Chalnoth said:
How is that irrational? It's a reaction to a large number of benchmarks. I mean, that's pretty much the definition of rational, isn't it? A belief brought about and supported by real-world evidence?
Dunno about the real-world evidence. See Quake 3, MDK2, Serious Sam 1st and 2nd Encounters or whatnot. That's OpenGL, too, and ATI is very competitive there. Wouldn't one single falsification suffice to shoot down a general conclusion? That's how it works in the world of maths
People look too hard for generalizations, and while they make life less complex they are not always useful. ATI not being competitive in Doom 3 does
not mean that they stink in OpenGL. It means just the obvious: they're not that good at Doom 3. If they lost out
everywhere and there's no explanation on the hardware level, there'd be a point. I don't see that yet.
I'd rather look at this case by case than quickly jumping to conclusions just for the sake of having something that's easy to remember ("ATI+OpenGL=teh suq") but not necessarily true.
Doom 3: stencil fillrate is NVIDIA's stronghold, plain and simple. Also ATI's hierarchical Z implementation doesn't like the depth test function varying too much over the course of a frame.
Riddick: soft shadows with PCF. Wouldn't surprise me at all if the game took advantage of NVIDIA's hardware acceleration which the Radeon line lacks (dunno if the R5xx series has that, even if, it might require a game patch to see it).
Etc.
Then there's the whole issue of texture filtering "optimizations" and related tricks. IIRC one of the recent Catalysts claimed a huge performance increase in IL2 just by forcing the cloud textures to a compressed format. Doing such things is not truly improving the OpenGL driver, but it makes some games run faster.

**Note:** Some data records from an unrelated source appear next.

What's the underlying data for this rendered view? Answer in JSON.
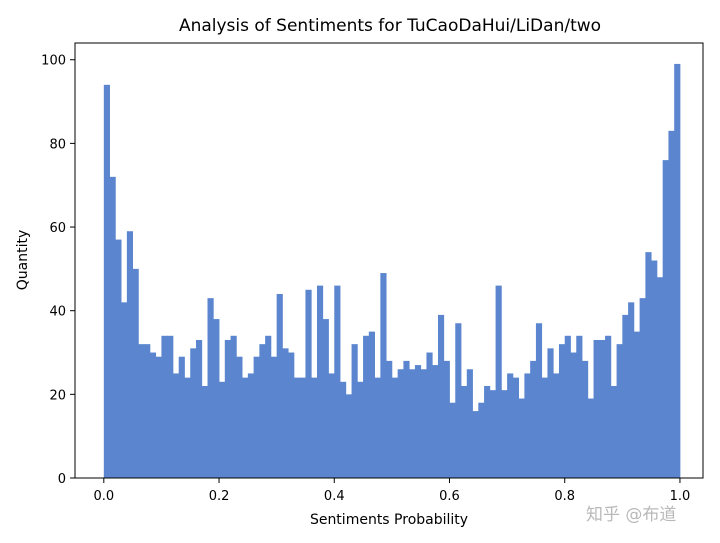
{
  "chart_data": {
    "type": "histogram",
    "title": "Analysis of Sentiments for TuCaoDaHui/LiDan/two",
    "xlabel": "Sentiments Probability",
    "ylabel": "Quantity",
    "xlim": [
      -0.05,
      1.04
    ],
    "ylim": [
      0,
      104
    ],
    "bin_start": 0.0,
    "bin_width": 0.01,
    "xticks": [
      "0.0",
      "0.2",
      "0.4",
      "0.6",
      "0.8",
      "1.0"
    ],
    "yticks": [
      "0",
      "20",
      "40",
      "60",
      "80",
      "100"
    ],
    "bar_color": "#5b86cf",
    "grid": false,
    "values": [
      94,
      72,
      57,
      42,
      59,
      50,
      32,
      32,
      30,
      29,
      34,
      34,
      25,
      29,
      24,
      31,
      33,
      22,
      43,
      38,
      23,
      33,
      34,
      29,
      24,
      25,
      29,
      32,
      34,
      29,
      44,
      31,
      30,
      24,
      24,
      45,
      24,
      46,
      38,
      25,
      46,
      23,
      20,
      32,
      23,
      34,
      35,
      24,
      49,
      28,
      24,
      26,
      28,
      26,
      27,
      26,
      30,
      27,
      39,
      28,
      18,
      37,
      22,
      26,
      16,
      18,
      22,
      21,
      46,
      21,
      25,
      24,
      19,
      25,
      28,
      37,
      24,
      31,
      25,
      32,
      34,
      30,
      34,
      28,
      19,
      33,
      33,
      34,
      22,
      32,
      39,
      42,
      35,
      43,
      54,
      52,
      48,
      76,
      83,
      99
    ]
  },
  "watermark": "知乎 @布道"
}
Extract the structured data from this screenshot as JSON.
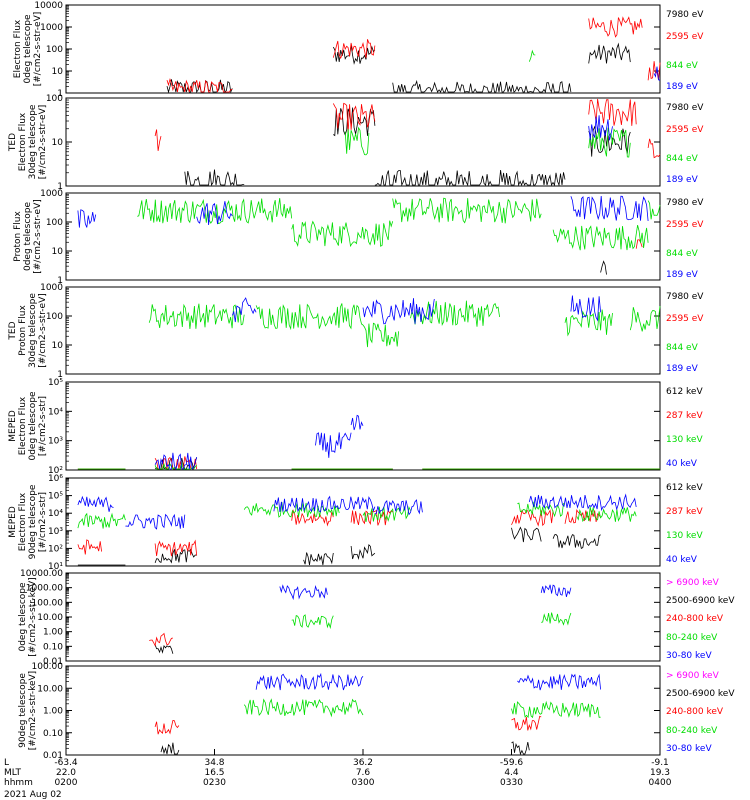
{
  "chart_data": {
    "type": "line",
    "date_label": "2021 Aug 02",
    "x_rows": [
      {
        "label": "L",
        "ticks": [
          "-63.4",
          "34.8",
          "36.2",
          "-59.6",
          "-9.1"
        ]
      },
      {
        "label": "MLT",
        "ticks": [
          "22.0",
          "16.5",
          "7.6",
          "4.4",
          "19.3"
        ]
      },
      {
        "label": "hhmm",
        "ticks": [
          "0200",
          "0230",
          "0300",
          "0330",
          "0400"
        ]
      }
    ],
    "panels": [
      {
        "ylabel": [
          "Electron Flux",
          "0deg telescope",
          "[#/cm2-s-str-eV]"
        ],
        "yticks": [
          "1",
          "10",
          "100",
          "1000",
          "10000"
        ],
        "legend": [
          {
            "text": "7980 eV",
            "color": "#000000"
          },
          {
            "text": "2595 eV",
            "color": "#ff0000"
          },
          {
            "text": "844 eV",
            "color": "#00dd00"
          },
          {
            "text": "189 eV",
            "color": "#0000ff"
          }
        ]
      },
      {
        "ylabel": [
          "TED",
          "Electron Flux",
          "30deg telescope",
          "[#/cm2-s-str-eV]"
        ],
        "yticks": [
          "1",
          "10",
          "100"
        ],
        "legend": [
          {
            "text": "7980 eV",
            "color": "#000000"
          },
          {
            "text": "2595 eV",
            "color": "#ff0000"
          },
          {
            "text": "844 eV",
            "color": "#00dd00"
          },
          {
            "text": "189 eV",
            "color": "#0000ff"
          }
        ]
      },
      {
        "ylabel": [
          "Proton Flux",
          "0deg telescope",
          "[#/cm2-s-str-eV]"
        ],
        "yticks": [
          "1",
          "10",
          "100",
          "1000"
        ],
        "legend": [
          {
            "text": "7980 eV",
            "color": "#000000"
          },
          {
            "text": "2595 eV",
            "color": "#ff0000"
          },
          {
            "text": "844 eV",
            "color": "#00dd00"
          },
          {
            "text": "189 eV",
            "color": "#0000ff"
          }
        ]
      },
      {
        "ylabel": [
          "TED",
          "Proton Flux",
          "30deg telescope",
          "[#/cm2-s-str-eV]"
        ],
        "yticks": [
          "1",
          "10",
          "100",
          "1000"
        ],
        "legend": [
          {
            "text": "7980 eV",
            "color": "#000000"
          },
          {
            "text": "2595 eV",
            "color": "#ff0000"
          },
          {
            "text": "844 eV",
            "color": "#00dd00"
          },
          {
            "text": "189 eV",
            "color": "#0000ff"
          }
        ]
      },
      {
        "ylabel": [
          "MEPED",
          "Electron Flux",
          "0deg telescope",
          "[#/cm2-s-str]"
        ],
        "yticks": [
          "10²",
          "10³",
          "10⁴",
          "10⁵"
        ],
        "legend": [
          {
            "text": "612 keV",
            "color": "#000000"
          },
          {
            "text": "287 keV",
            "color": "#ff0000"
          },
          {
            "text": "130 keV",
            "color": "#00dd00"
          },
          {
            "text": "40 keV",
            "color": "#0000ff"
          }
        ]
      },
      {
        "ylabel": [
          "MEPED",
          "Electron Flux",
          "90deg telescope",
          "[#/cm2-s-str]"
        ],
        "yticks": [
          "10¹",
          "10²",
          "10³",
          "10⁴",
          "10⁵",
          "10⁶"
        ],
        "legend": [
          {
            "text": "612 keV",
            "color": "#000000"
          },
          {
            "text": "287 keV",
            "color": "#ff0000"
          },
          {
            "text": "130 keV",
            "color": "#00dd00"
          },
          {
            "text": "40 keV",
            "color": "#0000ff"
          }
        ]
      },
      {
        "ylabel": [
          "0deg telescope",
          "[#/cm2-s-str-keV]"
        ],
        "yticks": [
          "0.01",
          "0.10",
          "1.00",
          "10.00",
          "100.00",
          "1000.00",
          "10000.00"
        ],
        "legend": [
          {
            "text": "> 6900 keV",
            "color": "#ff00ff"
          },
          {
            "text": "2500-6900 keV",
            "color": "#000000"
          },
          {
            "text": "240-800 keV",
            "color": "#ff0000"
          },
          {
            "text": "80-240 keV",
            "color": "#00dd00"
          },
          {
            "text": "30-80 keV",
            "color": "#0000ff"
          }
        ]
      },
      {
        "ylabel": [
          "90deg telescope",
          "[#/cm2-s-str-keV]"
        ],
        "yticks": [
          "0.01",
          "0.10",
          "1.00",
          "10.00",
          "100.00"
        ],
        "legend": [
          {
            "text": "> 6900 keV",
            "color": "#ff00ff"
          },
          {
            "text": "2500-6900 keV",
            "color": "#000000"
          },
          {
            "text": "240-800 keV",
            "color": "#ff0000"
          },
          {
            "text": "80-240 keV",
            "color": "#00dd00"
          },
          {
            "text": "30-80 keV",
            "color": "#0000ff"
          }
        ]
      }
    ],
    "series_data": [
      [
        {
          "color": "#000000",
          "segments": [
            [
              0.17,
              0.28,
              1.5
            ],
            [
              0.45,
              0.52,
              60
            ],
            [
              0.88,
              0.95,
              60
            ],
            [
              0.55,
              0.85,
              1.2
            ]
          ]
        },
        {
          "color": "#ff0000",
          "segments": [
            [
              0.17,
              0.28,
              1.5
            ],
            [
              0.45,
              0.52,
              100
            ],
            [
              0.88,
              0.97,
              1000
            ],
            [
              0.98,
              1.0,
              10
            ]
          ]
        },
        {
          "color": "#00dd00",
          "segments": [
            [
              0.78,
              0.79,
              30
            ]
          ]
        },
        {
          "color": "#0000ff",
          "segments": [
            [
              0.99,
              1.0,
              10
            ]
          ]
        }
      ],
      [
        {
          "color": "#000000",
          "segments": [
            [
              0.2,
              0.3,
              1.3
            ],
            [
              0.45,
              0.52,
              80
            ],
            [
              0.52,
              0.84,
              1.1
            ],
            [
              0.88,
              0.95,
              20
            ]
          ]
        },
        {
          "color": "#ff0000",
          "segments": [
            [
              0.15,
              0.16,
              30
            ],
            [
              0.45,
              0.52,
              100
            ],
            [
              0.88,
              0.96,
              150
            ],
            [
              0.98,
              1.0,
              10
            ]
          ]
        },
        {
          "color": "#00dd00",
          "segments": [
            [
              0.47,
              0.51,
              20
            ],
            [
              0.88,
              0.95,
              20
            ]
          ]
        },
        {
          "color": "#0000ff",
          "segments": [
            [
              0.88,
              0.92,
              60
            ]
          ]
        }
      ],
      [
        {
          "color": "#000000",
          "segments": [
            [
              0.9,
              0.91,
              3
            ]
          ]
        },
        {
          "color": "#ff0000",
          "segments": [
            [
              0.96,
              0.97,
              20
            ]
          ]
        },
        {
          "color": "#00dd00",
          "segments": [
            [
              0.12,
              0.38,
              250
            ],
            [
              0.38,
              0.55,
              40
            ],
            [
              0.55,
              0.8,
              250
            ],
            [
              0.82,
              0.98,
              30
            ],
            [
              0.98,
              1.0,
              300
            ]
          ]
        },
        {
          "color": "#0000ff",
          "segments": [
            [
              0.02,
              0.05,
              100
            ],
            [
              0.22,
              0.28,
              200
            ],
            [
              0.85,
              0.98,
              300
            ]
          ]
        }
      ],
      [
        {
          "color": "#000000",
          "segments": []
        },
        {
          "color": "#ff0000",
          "segments": []
        },
        {
          "color": "#00dd00",
          "segments": [
            [
              0.14,
              0.3,
              100
            ],
            [
              0.32,
              0.5,
              100
            ],
            [
              0.5,
              0.56,
              20
            ],
            [
              0.58,
              0.73,
              120
            ],
            [
              0.84,
              0.92,
              60
            ],
            [
              0.95,
              1.0,
              80
            ]
          ]
        },
        {
          "color": "#0000ff",
          "segments": [
            [
              0.28,
              0.32,
              150
            ],
            [
              0.5,
              0.62,
              150
            ],
            [
              0.85,
              0.9,
              200
            ]
          ]
        }
      ],
      [
        {
          "color": "#000000",
          "segments": [
            [
              0.02,
              0.1,
              3
            ],
            [
              0.15,
              0.22,
              80
            ],
            [
              0.38,
              0.55,
              3
            ],
            [
              0.6,
              1.0,
              3
            ]
          ]
        },
        {
          "color": "#ff0000",
          "segments": [
            [
              0.02,
              0.1,
              5
            ],
            [
              0.15,
              0.22,
              90
            ],
            [
              0.38,
              0.55,
              5
            ],
            [
              0.6,
              1.0,
              5
            ]
          ]
        },
        {
          "color": "#00dd00",
          "segments": [
            [
              0.02,
              0.1,
              2
            ],
            [
              0.15,
              0.22,
              50
            ],
            [
              0.38,
              0.55,
              2
            ],
            [
              0.6,
              1.0,
              2
            ]
          ]
        },
        {
          "color": "#0000ff",
          "segments": [
            [
              0.15,
              0.22,
              120
            ],
            [
              0.42,
              0.48,
              600
            ],
            [
              0.48,
              0.5,
              3000
            ]
          ]
        }
      ],
      [
        {
          "color": "#000000",
          "segments": [
            [
              0.02,
              0.1,
              3
            ],
            [
              0.15,
              0.22,
              30
            ],
            [
              0.4,
              0.45,
              20
            ],
            [
              0.48,
              0.52,
              50
            ],
            [
              0.75,
              0.8,
              500
            ],
            [
              0.82,
              0.9,
              200
            ]
          ]
        },
        {
          "color": "#ff0000",
          "segments": [
            [
              0.02,
              0.06,
              100
            ],
            [
              0.15,
              0.22,
              80
            ],
            [
              0.38,
              0.45,
              5000
            ],
            [
              0.48,
              0.55,
              5000
            ],
            [
              0.75,
              0.82,
              5000
            ],
            [
              0.84,
              0.9,
              5000
            ]
          ]
        },
        {
          "color": "#00dd00",
          "segments": [
            [
              0.02,
              0.1,
              3000
            ],
            [
              0.3,
              0.46,
              15000
            ],
            [
              0.5,
              0.58,
              8000
            ],
            [
              0.76,
              0.84,
              15000
            ],
            [
              0.86,
              0.96,
              8000
            ]
          ]
        },
        {
          "color": "#0000ff",
          "segments": [
            [
              0.02,
              0.08,
              30000
            ],
            [
              0.1,
              0.2,
              3000
            ],
            [
              0.35,
              0.52,
              30000
            ],
            [
              0.52,
              0.6,
              20000
            ],
            [
              0.78,
              0.96,
              40000
            ]
          ]
        }
      ],
      [
        {
          "color": "#ff00ff",
          "segments": []
        },
        {
          "color": "#000000",
          "segments": [
            [
              0.15,
              0.18,
              0.05
            ]
          ]
        },
        {
          "color": "#ff0000",
          "segments": [
            [
              0.14,
              0.18,
              0.3
            ]
          ]
        },
        {
          "color": "#00dd00",
          "segments": [
            [
              0.38,
              0.45,
              5
            ],
            [
              0.8,
              0.85,
              8
            ]
          ]
        },
        {
          "color": "#0000ff",
          "segments": [
            [
              0.36,
              0.44,
              500
            ],
            [
              0.8,
              0.85,
              600
            ]
          ]
        }
      ],
      [
        {
          "color": "#ff00ff",
          "segments": []
        },
        {
          "color": "#000000",
          "segments": [
            [
              0.16,
              0.19,
              0.02
            ],
            [
              0.75,
              0.78,
              0.02
            ]
          ]
        },
        {
          "color": "#ff0000",
          "segments": [
            [
              0.15,
              0.19,
              0.3
            ],
            [
              0.75,
              0.8,
              0.5
            ]
          ]
        },
        {
          "color": "#00dd00",
          "segments": [
            [
              0.3,
              0.5,
              4
            ],
            [
              0.75,
              0.9,
              3
            ]
          ]
        },
        {
          "color": "#0000ff",
          "segments": [
            [
              0.32,
              0.5,
              100
            ],
            [
              0.76,
              0.9,
              100
            ]
          ]
        }
      ]
    ]
  }
}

Who has how many of these "optimizations" in place, and what are the gains? This issue might pretty much bork up any comparison on its own.
And lastly, some people coming off the NV_vertex_array_range path just don't get it. NVIDIA supports some rather peculiar usage models of VBO (allocate buffer object, lock it, fill it, render it
once and throw it away again; might as well use immediate mode instead), probably because it is their VAR legacy model. ATI drivers don't support such stuff all that well and rather go for a more pure VBO model (fat storage objects are for
reuse).
Both approaches have some benefits over the other, and they are somewhat exclusive. ATI's model bites them more often then not. Btw, if anyone cares, technically it is the correct one IMO. VBOs are overkill and unneccessarily complex for the "one shot" usage. Different methods already exist for this case, they use less memory and are more portable, and are equally limited by AGP/PCIe bandwidth. Many developers fancy VBOs so much that they do it anyway, and it always comes back to bite ATI's reputation.
See Tenebrae, NWN. The Tenebrae technicalities wrt to unsatisfactory VBO performance on ATI hardware were discussed on these boards but I can't find the topic anymore. Might be buried in the old T&H archives. I'm pretty certain it was the issue I just tried to describe.
And finally, there are -- gasp! -- things that ATI's OpenGL driver handles more efficiently than NVIDIA's OpenGL driver. I've seen a Radeon 9200/64MB soundly beat a Geforce 3/64MB because the driver coped much better with many (thousands) small texture objects which were constantly shuffled around and refilled. This is just
one scenario, and it does not imply that ATI's OpenGL drivers are better than NVIDIA's, but instead
only that this specific case works better. The truth is to be found in the details more often than not IMO.